Oleh : Prin Orba / Orba Battik
Pimpinan Redaksi Battikpost.site
Ketimpangan Hukum di Atas Tanah Sendiri
Tanah milik rakyat ternyata tak benar-benar dimiliki sepenuhnya oleh rakyat. Di sebuah ladang kecil milik petani, tumbuh tanaman ganja liar. Polisi datang, lalu pemilik lahan ditahan. Tuduhannya jelas: kepemilikan narkotika.
“Karena tumbuh di tanahmu, itu tanggung jawabmu!” kata aparat.
Namun di lahan yang sama, jika suatu hari ditemukan cadangan minyak atau gas bumi—keadaan berubah drastis. Negara mengambil alih, mengebor, mengekstraksi, dan petani hanya bisa menonton.
Tanpa ganti rugi sepadan, tanpa kuasa untuk menolak.
Kekayaan Alam, Tapi Milik Siapa?
Hukum di negeri ini seolah bekerja seperti cermin dua arah. Ketika menyangkut hal yang merugikan, rakyat kecil harus menanggung beban. Namun ketika bicara kekayaan, negara mengambil alih nama dan haknya.
Ganja di tanahmu = Tanggung jawabmu
Minyak di tanahmu = Milik negara
Keadilan menjadi relatif. Semua atas nama undang-undang, tapi rakyat hanya jadi penonton.
Baca Juga Terbaru
Warisan Ketimpangan dari Masa ke Masa
Warisan logika timpang ini bukan hal baru. Sejak era Orde Baru hingga kini, paradigma “negara sebagai pemilik tunggal atas sumber daya alam” terus bertahan.
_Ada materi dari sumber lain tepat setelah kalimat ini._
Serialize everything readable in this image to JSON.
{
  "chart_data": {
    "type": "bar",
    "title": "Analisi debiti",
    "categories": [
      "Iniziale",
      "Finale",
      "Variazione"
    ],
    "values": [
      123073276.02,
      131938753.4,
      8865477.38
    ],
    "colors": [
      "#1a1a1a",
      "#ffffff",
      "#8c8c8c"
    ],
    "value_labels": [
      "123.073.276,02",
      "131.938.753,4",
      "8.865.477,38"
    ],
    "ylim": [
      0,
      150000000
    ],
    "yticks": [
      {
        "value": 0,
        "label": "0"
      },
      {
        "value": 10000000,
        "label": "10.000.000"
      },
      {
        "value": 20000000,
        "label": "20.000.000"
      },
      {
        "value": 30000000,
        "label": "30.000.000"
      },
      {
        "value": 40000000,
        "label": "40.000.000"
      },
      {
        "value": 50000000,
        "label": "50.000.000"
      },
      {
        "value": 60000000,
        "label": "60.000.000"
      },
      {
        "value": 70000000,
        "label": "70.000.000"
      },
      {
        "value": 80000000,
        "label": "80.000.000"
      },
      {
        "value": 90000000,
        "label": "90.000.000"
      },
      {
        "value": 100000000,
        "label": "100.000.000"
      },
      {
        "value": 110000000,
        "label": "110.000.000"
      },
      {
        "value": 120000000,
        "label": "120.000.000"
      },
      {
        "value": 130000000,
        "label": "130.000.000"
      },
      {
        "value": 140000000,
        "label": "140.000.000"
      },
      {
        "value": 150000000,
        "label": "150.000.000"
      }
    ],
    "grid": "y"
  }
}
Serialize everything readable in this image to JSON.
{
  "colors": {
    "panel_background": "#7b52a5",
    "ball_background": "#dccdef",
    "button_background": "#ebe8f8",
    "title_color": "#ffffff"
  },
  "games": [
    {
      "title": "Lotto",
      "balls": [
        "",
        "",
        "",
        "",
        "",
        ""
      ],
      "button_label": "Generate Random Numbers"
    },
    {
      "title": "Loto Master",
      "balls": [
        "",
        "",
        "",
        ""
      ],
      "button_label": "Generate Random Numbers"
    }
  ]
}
Ironisnya, saat rakyat menggugat keadilan atas tanah, mereka sering dicap pengganggu pembangunan.
Tanah adalah milik rakyat, tapi hukum pertanahan dan pengelolaan kekayaan alam masih dikuasai segelintir elit dan negara.
Tanah ini memang milikmu, tapi jangan pernah yakin sepenuhnya bahwa kau punya hak penuh atasnya.